Last night’s reversal in fortunes for the Dow shows once again how susceptible the markets are to a quick change in luck. In the last hour of trading, US markets gave up their gains and suffered losses that completely eradicated what started to look like a rally from recent lows.
The aggressive sell-off followed through to Asian trade overnight, and the Europeans are suffering as a result too. The headlines have not been conducive of investing in shares over the last few days and traders are wary of the next possible leg down, but for now at least the 5000 area is propping up the FTSE, and the same can be said for the Dow, which is finding support from the psychological 10000 level.
Earlier weakness seems to have subsided for now and if the bulls do get the upper-hand, we could see a retest of resistance around 5200 and even 5250 could be a possibility. Such a move will bring us back over the 20-day moving average that has proved too much of the FTSE recently, but a retest of this area and a few closes above might be enough to persuade investors that the market still offers value at these levels. To the downside, the recent low around 4900 is key and a break below here could open up further losses to 4800.

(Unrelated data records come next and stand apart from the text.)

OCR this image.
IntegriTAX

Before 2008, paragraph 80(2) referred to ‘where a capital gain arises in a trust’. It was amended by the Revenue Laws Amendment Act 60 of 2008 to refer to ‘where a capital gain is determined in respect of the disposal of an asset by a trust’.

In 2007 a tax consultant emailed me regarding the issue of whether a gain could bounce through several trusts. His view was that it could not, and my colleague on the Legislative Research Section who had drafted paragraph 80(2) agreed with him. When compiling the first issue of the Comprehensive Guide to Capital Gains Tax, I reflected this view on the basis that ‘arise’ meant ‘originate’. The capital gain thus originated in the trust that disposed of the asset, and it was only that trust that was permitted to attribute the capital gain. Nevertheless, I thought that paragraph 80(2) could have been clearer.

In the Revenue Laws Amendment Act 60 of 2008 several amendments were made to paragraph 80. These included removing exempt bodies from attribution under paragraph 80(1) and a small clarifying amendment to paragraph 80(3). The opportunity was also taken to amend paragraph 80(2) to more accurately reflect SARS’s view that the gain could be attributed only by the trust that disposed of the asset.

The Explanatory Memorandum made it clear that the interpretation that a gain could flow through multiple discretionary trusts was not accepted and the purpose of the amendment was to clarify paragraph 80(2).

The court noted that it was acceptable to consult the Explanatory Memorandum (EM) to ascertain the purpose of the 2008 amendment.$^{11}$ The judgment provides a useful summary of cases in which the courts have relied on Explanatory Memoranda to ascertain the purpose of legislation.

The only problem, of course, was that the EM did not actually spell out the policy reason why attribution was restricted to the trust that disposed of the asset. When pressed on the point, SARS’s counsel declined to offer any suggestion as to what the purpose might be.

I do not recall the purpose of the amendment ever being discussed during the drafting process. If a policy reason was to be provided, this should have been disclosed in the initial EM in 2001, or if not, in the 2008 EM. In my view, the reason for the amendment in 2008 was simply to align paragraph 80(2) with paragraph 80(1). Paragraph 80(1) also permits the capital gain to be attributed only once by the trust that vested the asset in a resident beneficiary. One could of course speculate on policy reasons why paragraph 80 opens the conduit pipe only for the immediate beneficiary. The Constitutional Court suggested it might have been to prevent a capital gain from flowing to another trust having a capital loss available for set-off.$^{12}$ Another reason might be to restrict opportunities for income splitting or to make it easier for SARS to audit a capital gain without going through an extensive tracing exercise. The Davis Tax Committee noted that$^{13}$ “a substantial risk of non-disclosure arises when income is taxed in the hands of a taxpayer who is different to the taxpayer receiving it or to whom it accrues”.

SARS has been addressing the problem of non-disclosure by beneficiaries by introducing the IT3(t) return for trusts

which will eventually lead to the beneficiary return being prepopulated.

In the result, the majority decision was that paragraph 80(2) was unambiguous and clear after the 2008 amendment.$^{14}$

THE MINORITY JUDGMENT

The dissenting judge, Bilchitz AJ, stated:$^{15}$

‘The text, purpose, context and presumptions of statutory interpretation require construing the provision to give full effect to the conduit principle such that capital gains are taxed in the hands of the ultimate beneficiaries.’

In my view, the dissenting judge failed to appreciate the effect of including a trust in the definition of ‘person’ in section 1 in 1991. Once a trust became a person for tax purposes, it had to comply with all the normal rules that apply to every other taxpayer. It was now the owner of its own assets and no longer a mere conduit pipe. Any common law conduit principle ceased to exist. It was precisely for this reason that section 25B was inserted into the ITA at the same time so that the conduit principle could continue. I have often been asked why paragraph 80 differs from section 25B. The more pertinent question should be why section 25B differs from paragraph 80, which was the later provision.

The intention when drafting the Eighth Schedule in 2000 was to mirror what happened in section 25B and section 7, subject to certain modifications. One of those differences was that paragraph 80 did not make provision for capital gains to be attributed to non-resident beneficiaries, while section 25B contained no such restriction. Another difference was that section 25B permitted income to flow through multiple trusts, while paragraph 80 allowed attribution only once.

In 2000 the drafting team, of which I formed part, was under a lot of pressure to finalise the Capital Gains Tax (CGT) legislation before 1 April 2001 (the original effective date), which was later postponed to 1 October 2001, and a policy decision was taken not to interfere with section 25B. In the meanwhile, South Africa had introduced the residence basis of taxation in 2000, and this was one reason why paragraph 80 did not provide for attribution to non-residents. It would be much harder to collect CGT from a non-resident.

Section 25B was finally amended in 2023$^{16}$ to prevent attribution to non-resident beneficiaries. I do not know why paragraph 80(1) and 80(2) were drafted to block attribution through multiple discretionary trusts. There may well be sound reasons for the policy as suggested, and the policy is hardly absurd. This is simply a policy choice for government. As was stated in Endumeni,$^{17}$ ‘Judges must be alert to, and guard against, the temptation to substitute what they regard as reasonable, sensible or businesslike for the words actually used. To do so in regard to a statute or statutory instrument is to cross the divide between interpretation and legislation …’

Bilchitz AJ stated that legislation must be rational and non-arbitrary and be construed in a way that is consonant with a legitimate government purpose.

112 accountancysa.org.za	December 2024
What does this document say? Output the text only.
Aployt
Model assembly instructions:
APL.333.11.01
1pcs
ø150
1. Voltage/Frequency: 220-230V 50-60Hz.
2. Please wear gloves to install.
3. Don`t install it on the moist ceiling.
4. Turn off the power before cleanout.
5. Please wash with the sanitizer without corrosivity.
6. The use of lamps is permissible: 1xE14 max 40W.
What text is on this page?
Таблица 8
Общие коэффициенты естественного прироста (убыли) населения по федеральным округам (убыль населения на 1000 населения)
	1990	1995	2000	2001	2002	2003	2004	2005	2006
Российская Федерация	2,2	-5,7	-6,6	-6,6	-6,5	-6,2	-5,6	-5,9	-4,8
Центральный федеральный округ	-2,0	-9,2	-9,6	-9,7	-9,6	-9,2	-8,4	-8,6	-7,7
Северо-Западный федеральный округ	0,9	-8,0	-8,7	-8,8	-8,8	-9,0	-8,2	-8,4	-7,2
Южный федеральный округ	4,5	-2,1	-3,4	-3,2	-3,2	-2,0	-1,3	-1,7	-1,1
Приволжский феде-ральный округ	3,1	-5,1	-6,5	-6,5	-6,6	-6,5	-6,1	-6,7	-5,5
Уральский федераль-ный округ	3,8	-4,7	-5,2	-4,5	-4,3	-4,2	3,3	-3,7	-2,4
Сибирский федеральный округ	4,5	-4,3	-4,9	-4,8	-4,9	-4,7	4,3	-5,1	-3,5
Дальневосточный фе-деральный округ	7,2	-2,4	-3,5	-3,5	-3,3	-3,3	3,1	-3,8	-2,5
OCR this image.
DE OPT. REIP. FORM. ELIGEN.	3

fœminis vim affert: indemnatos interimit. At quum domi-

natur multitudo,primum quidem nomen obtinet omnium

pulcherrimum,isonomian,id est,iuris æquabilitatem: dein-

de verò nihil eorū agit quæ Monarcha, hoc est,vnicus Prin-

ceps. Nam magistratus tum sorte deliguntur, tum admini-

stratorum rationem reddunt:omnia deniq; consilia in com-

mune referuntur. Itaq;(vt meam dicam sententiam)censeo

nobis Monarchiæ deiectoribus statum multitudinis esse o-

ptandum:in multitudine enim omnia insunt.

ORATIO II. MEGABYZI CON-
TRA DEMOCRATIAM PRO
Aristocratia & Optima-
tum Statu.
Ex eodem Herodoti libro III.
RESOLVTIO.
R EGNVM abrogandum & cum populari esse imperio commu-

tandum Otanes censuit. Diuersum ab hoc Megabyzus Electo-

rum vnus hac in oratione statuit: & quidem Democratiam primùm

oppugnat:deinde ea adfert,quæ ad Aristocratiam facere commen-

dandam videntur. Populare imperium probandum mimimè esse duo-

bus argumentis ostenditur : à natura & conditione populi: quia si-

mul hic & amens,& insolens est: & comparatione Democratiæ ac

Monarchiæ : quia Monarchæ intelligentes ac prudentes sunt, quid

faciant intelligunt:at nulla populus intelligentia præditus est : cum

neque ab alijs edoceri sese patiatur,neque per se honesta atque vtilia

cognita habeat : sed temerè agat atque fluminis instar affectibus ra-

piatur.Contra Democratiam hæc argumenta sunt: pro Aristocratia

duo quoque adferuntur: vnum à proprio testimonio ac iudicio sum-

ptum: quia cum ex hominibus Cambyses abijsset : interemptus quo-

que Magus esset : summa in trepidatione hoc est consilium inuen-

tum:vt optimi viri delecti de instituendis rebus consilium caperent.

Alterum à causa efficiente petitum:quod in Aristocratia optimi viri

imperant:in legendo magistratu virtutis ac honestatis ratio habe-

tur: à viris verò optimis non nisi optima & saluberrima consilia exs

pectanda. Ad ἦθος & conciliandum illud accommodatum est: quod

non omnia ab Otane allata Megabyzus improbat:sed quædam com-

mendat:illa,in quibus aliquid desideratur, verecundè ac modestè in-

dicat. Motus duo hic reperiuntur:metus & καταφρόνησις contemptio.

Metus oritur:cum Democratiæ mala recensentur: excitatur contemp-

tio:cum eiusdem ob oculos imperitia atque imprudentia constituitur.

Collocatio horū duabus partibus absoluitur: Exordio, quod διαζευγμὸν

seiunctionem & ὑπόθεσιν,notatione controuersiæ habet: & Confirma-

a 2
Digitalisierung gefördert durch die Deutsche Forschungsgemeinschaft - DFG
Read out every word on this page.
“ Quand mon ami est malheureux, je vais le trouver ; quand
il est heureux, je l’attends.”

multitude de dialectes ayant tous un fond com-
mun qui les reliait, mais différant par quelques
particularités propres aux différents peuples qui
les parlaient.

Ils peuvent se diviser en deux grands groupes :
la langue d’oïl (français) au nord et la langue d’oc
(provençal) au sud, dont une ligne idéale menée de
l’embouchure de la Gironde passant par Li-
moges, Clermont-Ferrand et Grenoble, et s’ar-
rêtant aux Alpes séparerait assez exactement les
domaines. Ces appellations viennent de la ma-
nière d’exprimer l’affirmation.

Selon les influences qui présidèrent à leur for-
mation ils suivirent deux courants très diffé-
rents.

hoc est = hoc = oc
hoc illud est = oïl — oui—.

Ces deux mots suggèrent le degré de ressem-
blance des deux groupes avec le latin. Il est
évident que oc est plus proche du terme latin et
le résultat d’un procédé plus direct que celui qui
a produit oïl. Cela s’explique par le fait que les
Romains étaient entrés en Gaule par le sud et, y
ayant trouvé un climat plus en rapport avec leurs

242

BP’s woes continue, as analysts desperately attempt to calculate the cost of the spill so far and the potential liabilities going forward. After yesterday’s big hit for the share price, BP’s share are a little lower again this morning with news of the US investigation, and would probably be even lower if it wasn’t for some support coming from the prospect of a takeover. But with so much negativity and so many unknowns surrounding the stock, a take over approach at this time would be mad.
On the economic data front, we have UK mortgage approvals released this morning followed by some EU inflationary data and then the US-pending home sales number rounds of the day at lunchtime. Things get more exciting on the economic numbers front as we end the week, with employment numbers coming out tomorrow and then ending with the finale of non-farm payrolls on Friday.
Dollar weakness is allowing a small bounce for the euro and sterling this morning, but sterling once again has the edge over the euro and EUR/GBP is now at 0.8300, meaning GBP/EUR is back over the 1.2000 mark, a level not seen for one-and-a-half years since the cross rate made its first big break out move from the 1.2200 area back in November 2008 and commenced its run towards parity with the euro. At least for those going to the continent this summer, things will be a little cheaper than they’ve been for the last couple of years when you’d only get a euro for your pound from the foreign exchange dealers!
EUR/USD is sitting above 1.2200 for now at 1.2240 at the time of writing. Around these lows, it’s not surprising to see a bit of support for the single currency, but the overwhelming trend is still rather negative for the euro. Some bears project 1.1600 and then 1.1300 as the next targets, but currency markets have a habit of snapping back in the opposite direction and so to the upside 1.3000 will be the target for the bulls.
Gold is a little softer as risky assets are being sold off this morning. Around the 1220 level at the time of writing we’re on the upward trend line when looking at the hourly chart, so support could be seen around this level and bulls will be looking for a test of 1237, but if we break lower than here support is expected around 1211.
Crude has a volatile session yesterday and seems content to hover just above $72 this morning. Support is seen around the $72 area and for now oil prices seem to have stopped the sell-off that commenced at the beginning of May.